There has been much written about the classification of digital immigrants and digital natives. Digital immigrants are identified as those that have grown up with digital devices and internet technologies. Digital natives are those that have adopted the use of computing and internet technologies. The general premise has been that the natives possess skills beyond those of immigrants because they have grown up in a digital world. However, this idea is not only being challenged, but is a misconception. It is becoming more apparent that although natives have grown up with technology, they do not necessarily possess skills to use the internet effectively or have a good understanding of basic computing. The rise of smartphones has contributed to the myth of digital competence. It is likely more accurate to suggest that digital natives have less fear of technology, but not necessarily possess effective technology skills.

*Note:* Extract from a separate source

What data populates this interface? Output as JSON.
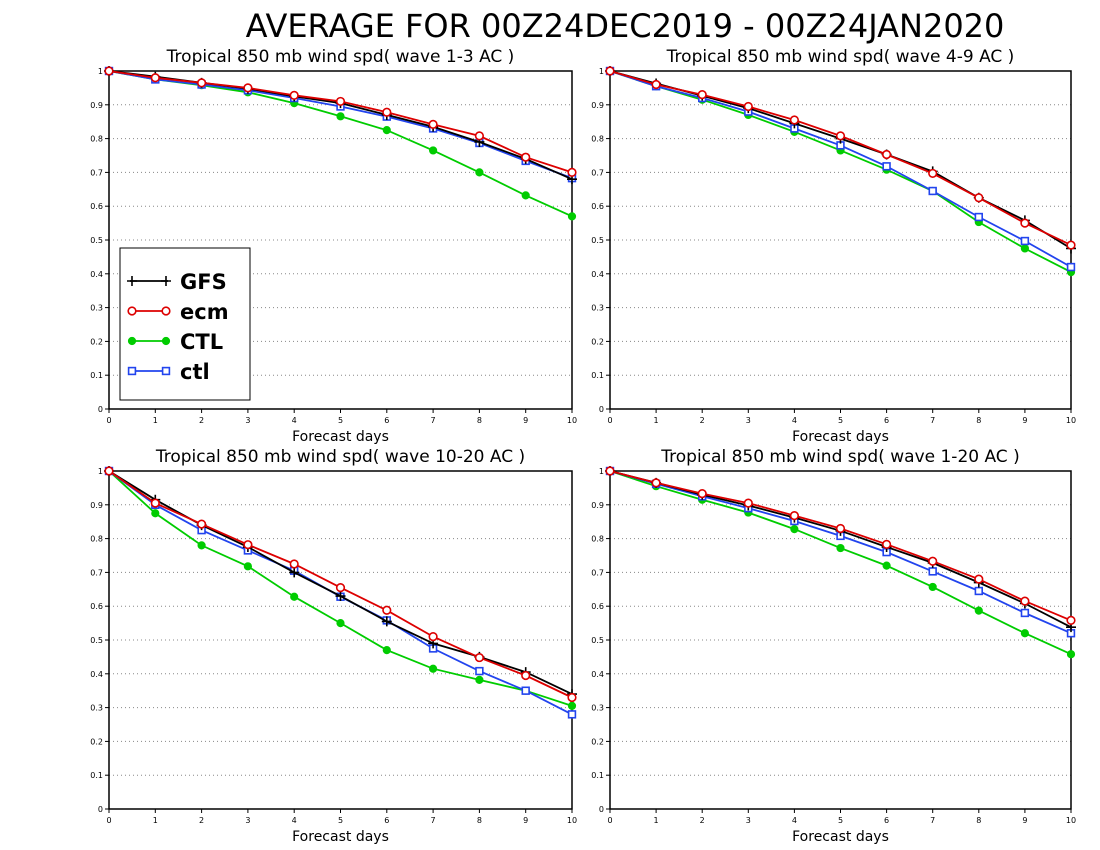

Corporate professionals pointed out that organizations are struggling with employees that cannot effectively navigate and use productivity software tools. Similarly, educators in academic environments shared that teachers often lack basic computer knowledge and therefore cannot effectively use technology as a learning tool. The assumption that anyone is more naturally suited to digital tools is a false premise. Computing skills and internet expertise must be taught; it is not instinctive or happens as a byproduct of exposure to digital devices! The concern across industries and learning environments was palpable during discussions at DevLearn2013, and requires remediation.
As we rely more and more on computing tools and internet based applications, the need for a basic understanding of computing and digital information is becoming more profoundly necessary. One remedy that organizations can consider is to adopt a formalized program that would strongly indicate a baseline level of computer skills. A good option is the use of a certification process. IC3 is a global certification for Internet and Computing Core Certification. The certification is offered by the organization Certiport. As stated by Certiport on their website, “IC³ certification is an excellent way to tell teachers, potential and current employers, academic institutions, government agencies, and the whole world that you have the digital literacy skills to function successfully, effectively, and productively. IC³ certification is the one credential that applies to whatever direction your education or career pursuits take you."
The certification requires three areas of study: (a) Key Applications, (b) Computing Fundamentals, and (c) Living Online. The knowledge required to earn this certification includes key applications such as Microsoft Word, Excel, and PowerPoint, basic computing principles, and skills for effective internet use. All organizations can potentially benefit across all organizational levels from such a program to address the need to for a baseline of computer competence. Many of the participants at the DevLearn2013 were not aware of such a certification program, and were very interested in exploring this option. It is becoming more apparent that it is necessary not only to teach the digital skills we require, but also to demonstrate competence.